6. O’Nan writes of Fitzgerald, "He was a poor boy from a rich neighborhood, a scholarship kid at boarding school, a Midwesterner in the East, an easterner out West" (pg. 208). Do you accept the idea that a Princeton man who is friends with Hemingway, Bogart, and Dorothy Parker can still claim to be an outsider? Why or why not?
7. Fitzgerald wonders whether he has mistaken oblivion for joy (pg. 166). How is it possible to confuse the two?
8. In West of Sunset, Fitzgerald, a superb novelist and sparkling writer of short stories, tries to make it as a screenwriter, an artistic milieu in which he seems desperately out of water. Why, apart from money, does he attempt this seemingly doomed transformation? Why might a writer who is so successful in one idiom fail so miserably in another?
9. The real Fitzgerald once wrote, "The two basic stories of all times are 'Cinderella' and 'Jack the Giant Killer'—the charm of women and the courage of men." Was he correct? Does O’Nan's novel undermine or confirm Fitzgerald’s statement?
10. In West of Sunset, Hemingway accuses Fitzgerald of betraying his gift.
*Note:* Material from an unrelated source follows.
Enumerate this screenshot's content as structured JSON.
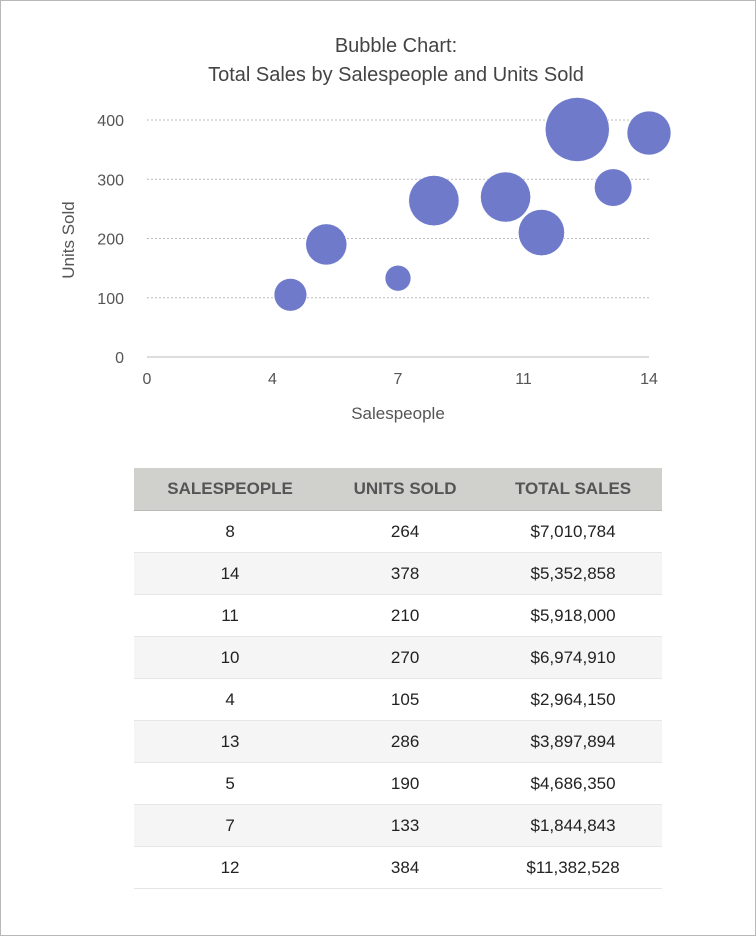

Is it his gift that Scott most significantly betrays, or someone or something else? What?
11. What do you think is Stewart O’Nan’s most penetrating insight into the life of a professional writer?
12. Compare Zelda and Sheilah. What does each woman represent in Fitzgerald’s life? Why does he seem to need them both?
13. Imagine that you are Scottie Fitzgerald. What would you most want from your parents that they are not giving you? Would there be anything you could do to try to get it?
14. Fitzgerald, a Midwesterner by birth, seems caught between the American East and the American West. What does each offer that the other denies him, and in which of the two places does he more naturally belong? Why?